Possibly?.....Select all > Offset path > Divide (Pathfinder Palette) > Ungroup - and then delete all the appropriate "inbetween" parts?
What Joe said with the addition that Offset Path may be used before or after Divide, without deleting anything; you may Object>Ungroup or keep them grouped.
If you wish to have plain shapes, you may Object>Expand Appearance and Object>Ungroup (twice and then Object>Group if you want to keep them grouped).
Can't get this to work at all.
Been trying it out with a much simpler image (screenshot at the bottom):
I'd like to use the two big rectangles and the diagonal line in the center of the small circle to CUT OFF
from the 3 circle shapes in the middle of the image.
The result should give me 3 arcs on both the left and the right side that I can fill with different colors.
Should be easy as pie, but somehow the methods suggested to me above (thanks, guys) doesn't work for me.
What am I doing wrong?
Your screenshot does not tell anyone what you have.
Your three "rings" could be:
Simple paths with heavy strokes applied.
Simple filled paths, with white filled paths stacked between them.
Which are they?
They are actually just 3 circles created with the Ellipse Tool and then adjusted with a heavy blue stroke.
And I think that's the problem. I'm playing around with it right now, creating circles and joining them into shapes instead... maybe it'll help.
You're welcome to post ideas and solutions in the meanwhile, of course.
1. Black Pointer: Select the three circles. Object>Path>Outline Stroke. Now each ring is a filled compound path. You have three compound paths, each with two subpaths.
2. Black Pointer: Select the diagonal path. Object>Path>Outline Stroke. Now it is a a simple filled path.
3. Black Pointer: Select the small ring and the diagonal path. Pathfinder Palette: Click the Subtract... button. The diagonal rectangle "punches" the ring, like a cookie-cutter. The former ring is now a group of two simple closed paths.

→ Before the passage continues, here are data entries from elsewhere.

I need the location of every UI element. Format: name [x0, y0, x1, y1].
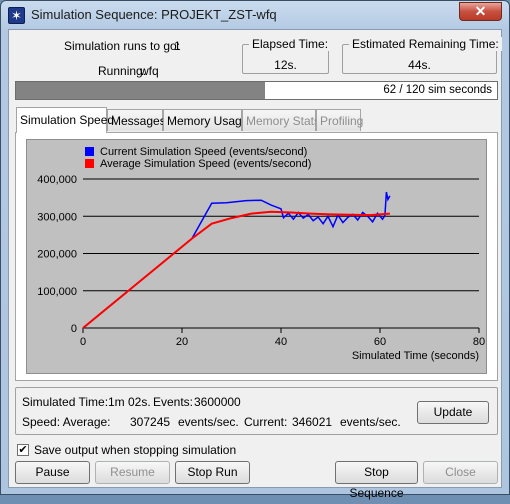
- x-tick-label-1: 20: [176, 336, 188, 348]
- y-tick-label-0: 0: [71, 323, 77, 335]
- simulation-sequence-window: ✶ Simulation Sequence: PROJEKT_ZST-wfq ✕…: [0, 0, 510, 500]
- pause-button[interactable]: Pause: [15, 461, 90, 484]
- runs-to-go-value: 1: [174, 39, 181, 53]
- simulated-time-value: 1m 02s.: [108, 395, 151, 409]
- simulated-time-label: Simulated Time:: [22, 395, 109, 409]
- sim-progress-text: 62 / 120 sim seconds: [383, 84, 492, 96]
- legend-label-0: Current Simulation Speed (events/second): [100, 146, 307, 158]
- elapsed-time-title: Elapsed Time:: [249, 37, 332, 51]
- sim-progress-fill: [16, 82, 265, 99]
- y-tick-label-1: 100,000: [37, 286, 77, 298]
- series-line-0: [82, 191, 391, 329]
- remaining-time-title: Estimated Remaining Time:: [349, 37, 502, 51]
- simulation-info-box: Simulated Time: 1m 02s. Events: 3600000 …: [15, 387, 498, 435]
- legend-swatch-0: [85, 147, 94, 156]
- tab-simulation-speed[interactable]: Simulation Speed: [16, 107, 114, 133]
- save-output-label[interactable]: Save output when stopping simulation: [34, 443, 236, 457]
- legend-label-1: Average Simulation Speed (events/second): [100, 158, 311, 170]
- elapsed-time-group: Elapsed Time: 12s.: [242, 37, 332, 74]
- simulation-speed-chart: 0 100,000 200,000 300,000 400,000 0 20 40 60 80 Si…: [26, 139, 487, 374]
- speed-current-label: Current:: [244, 415, 288, 429]
- tab-profiling[interactable]: Profiling: [316, 109, 363, 131]
- runs-to-go-label: Simulation runs to go:: [64, 39, 181, 53]
- x-tick-label-2: 40: [275, 336, 287, 348]
- tab-messages[interactable]: Messages: [107, 109, 166, 131]
- speed-average-unit: events/sec.: [178, 415, 239, 429]
- sim-progress-bar: 62 / 120 sim seconds: [15, 81, 498, 100]
- window-title: Simulation Sequence: PROJEKT_ZST-wfq: [31, 7, 277, 22]
- x-axis-label: Simulated Time (seconds): [352, 350, 479, 362]
- speed-current-unit: events/sec.: [340, 415, 401, 429]
- tab-memory-stats[interactable]: Memory Stats: [242, 109, 320, 131]
- events-label: Events:: [153, 395, 194, 409]
- close-button[interactable]: Close: [423, 461, 498, 484]
- running-value: wfq: [140, 64, 159, 78]
- simulation-speed-panel: 0 100,000 200,000 300,000 400,000 0 20 40 60 80 Si…: [15, 132, 498, 381]
- y-tick-label-2: 200,000: [37, 249, 77, 261]
- simulation-app-icon: ✶: [8, 7, 25, 24]
- remaining-time-group: Estimated Remaining Time: 44s.: [342, 37, 502, 74]
- title-bar[interactable]: ✶ Simulation Sequence: PROJEKT_ZST-wfq ✕: [1, 1, 509, 29]
- legend-swatch-1: [85, 159, 94, 168]
- stop-run-button[interactable]: Stop Run: [175, 461, 250, 484]
- speed-average-value: 307245: [130, 415, 171, 429]
- resume-button[interactable]: Resume: [95, 461, 170, 484]
- series-line-1: [82, 210, 390, 329]
- x-tick-label-4: 80: [473, 336, 485, 348]
- y-tick-label-3: 300,000: [37, 211, 77, 223]
- remaining-time-value: 44s.: [408, 58, 431, 72]
- tab-memory-usage[interactable]: Memory Usage: [163, 109, 248, 131]
- elapsed-time-value: 12s.: [274, 58, 297, 72]
- speed-average-label: Speed: Average:: [22, 415, 111, 429]
- x-tick-label-0: 0: [80, 336, 86, 348]
- update-button[interactable]: Update: [417, 401, 489, 424]
- speed-current-value: 346021: [292, 415, 333, 429]
- x-tick-label-3: 60: [374, 336, 386, 348]
- dialog-client-area: Simulation runs to go: 1 Running: wfq El…: [8, 29, 502, 500]
- y-tick-label-4: 400,000: [37, 174, 77, 186]
- stop-sequence-button[interactable]: Stop Sequence: [335, 461, 418, 500]
- save-output-checkbox[interactable]: ✔: [17, 444, 29, 456]
- events-value: 3600000: [194, 395, 241, 409]
- speed-chart-svg: 0 100,000 200,000 300,000 400,000 0 20 40 60 80 Si…: [37, 146, 485, 362]
- window-close-button[interactable]: ✕: [459, 2, 502, 21]
- running-label: Running:: [98, 64, 147, 78]
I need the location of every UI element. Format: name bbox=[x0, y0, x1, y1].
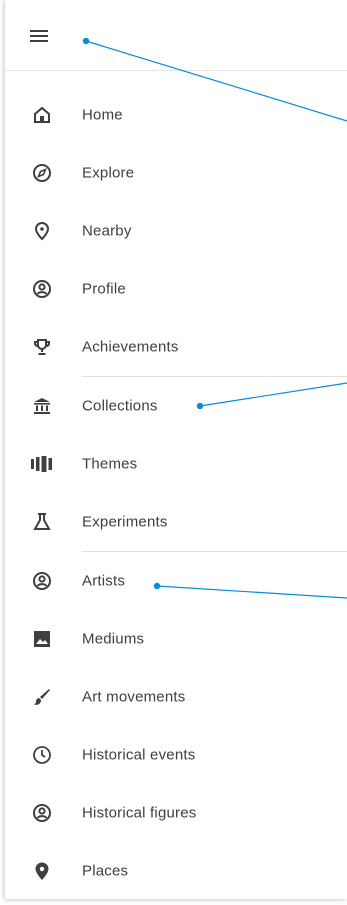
menu-item-label: Art movements bbox=[82, 688, 186, 706]
menu-item-explore[interactable]: Explore bbox=[5, 144, 347, 202]
menu-item-experiments[interactable]: Experiments bbox=[5, 493, 347, 551]
menu-item-label: Home bbox=[82, 106, 123, 124]
menu-item-label: Experiments bbox=[82, 513, 168, 531]
menu-item-achievements[interactable]: Achievements bbox=[5, 318, 347, 376]
navigation-drawer: Home Explore Nearby Profile Achievements… bbox=[5, 0, 347, 899]
menu-item-historical-events[interactable]: Historical events bbox=[5, 726, 347, 784]
menu-item-profile[interactable]: Profile bbox=[5, 260, 347, 318]
menu-item-home[interactable]: Home bbox=[5, 86, 347, 144]
place-pin-icon bbox=[31, 860, 53, 882]
menu-item-label: Achievements bbox=[82, 338, 179, 356]
menu-item-label: Nearby bbox=[82, 222, 132, 240]
museum-icon bbox=[31, 395, 53, 417]
flask-icon bbox=[31, 511, 53, 533]
drawer-header bbox=[5, 0, 347, 71]
menu-item-label: Explore bbox=[82, 164, 135, 182]
hamburger-menu-button[interactable] bbox=[30, 24, 62, 48]
menu-item-label: Places bbox=[82, 862, 129, 880]
menu-item-label: Profile bbox=[82, 280, 126, 298]
hamburger-icon bbox=[30, 29, 48, 43]
menu-item-art-movements[interactable]: Art movements bbox=[5, 668, 347, 726]
location-pin-icon bbox=[31, 220, 53, 242]
compass-icon bbox=[31, 162, 53, 184]
menu-item-themes[interactable]: Themes bbox=[5, 435, 347, 493]
menu-item-label: Historical figures bbox=[82, 804, 197, 822]
profile-icon bbox=[31, 278, 53, 300]
menu-item-nearby[interactable]: Nearby bbox=[5, 202, 347, 260]
menu-item-artists[interactable]: Artists bbox=[5, 552, 347, 610]
menu-item-places[interactable]: Places bbox=[5, 842, 347, 900]
trophy-icon bbox=[31, 336, 53, 358]
artist-icon bbox=[31, 570, 53, 592]
themes-icon bbox=[31, 453, 53, 475]
image-icon bbox=[31, 628, 53, 650]
home-icon bbox=[31, 104, 53, 126]
clock-icon bbox=[31, 744, 53, 766]
menu-item-label: Historical events bbox=[82, 746, 196, 764]
brush-icon bbox=[31, 686, 53, 708]
menu-item-label: Artists bbox=[82, 572, 126, 590]
menu-item-label: Themes bbox=[82, 455, 138, 473]
menu-item-historical-figures[interactable]: Historical figures bbox=[5, 784, 347, 842]
person-icon bbox=[31, 802, 53, 824]
menu-item-mediums[interactable]: Mediums bbox=[5, 610, 347, 668]
menu-item-collections[interactable]: Collections bbox=[5, 377, 347, 435]
menu-item-label: Mediums bbox=[82, 630, 145, 648]
menu-item-label: Collections bbox=[82, 397, 158, 415]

4. Black Pointer: Select the two large rectangles. Object>Compound Path>Make. Now the two rectangles are subpaths of a compound path. This is so the two rectangles will act as one object in step 6.
5. Black Pointer: Select the two large rings, Object>CompoundPath>Make. Now the two rings are one compound path with four subpaths. This is so the rings will act like one object in step 6.
6. Black Pointer: Select the rectangles (one compound path) and the large rings (another compound path). Pathfinder Palette: Click the Subtract... button. The semicircles are now a Group containing four simple paths.
The above assumes you are using CS4 on Windows. If you are using CS3 or earlier, press and hold Alt each time you are instructed to click the Pathfinder button. If you are using Mac OS, it's the Option key, not Alt (I think).
When using the Subtract... Pathfinder button, the object in front does the cutting; the object below gets cut.
The new task is quite different from the original one.
If the three circles and the slanting line consist of simple unfilled (wide) strokes, you may select all and:
0) Object>Path>Outline Stroke;
Then you should have filled Paths, three of them Compound, and you may, if/when the slanting rectangle is on top of the inner circle:
1) Select the inner circle and the line and Pathfinder>Minus Front (Subtract from shape area, hold Alt/Option if needed to expand to get simple paths);
2) Select the rectangles and the two outer circles and Pathfinder>Minus Front (etc).
Edit: delayed by a magpie.
I worked out this one just fine. Cool. Still getting the hand of manipulating and combining shapes and paths. It's tricky for a newb.
For my part you are welcome, ufoldager.
I can't seem to get the magpie excuse to work for me. Could you please explain how to do it?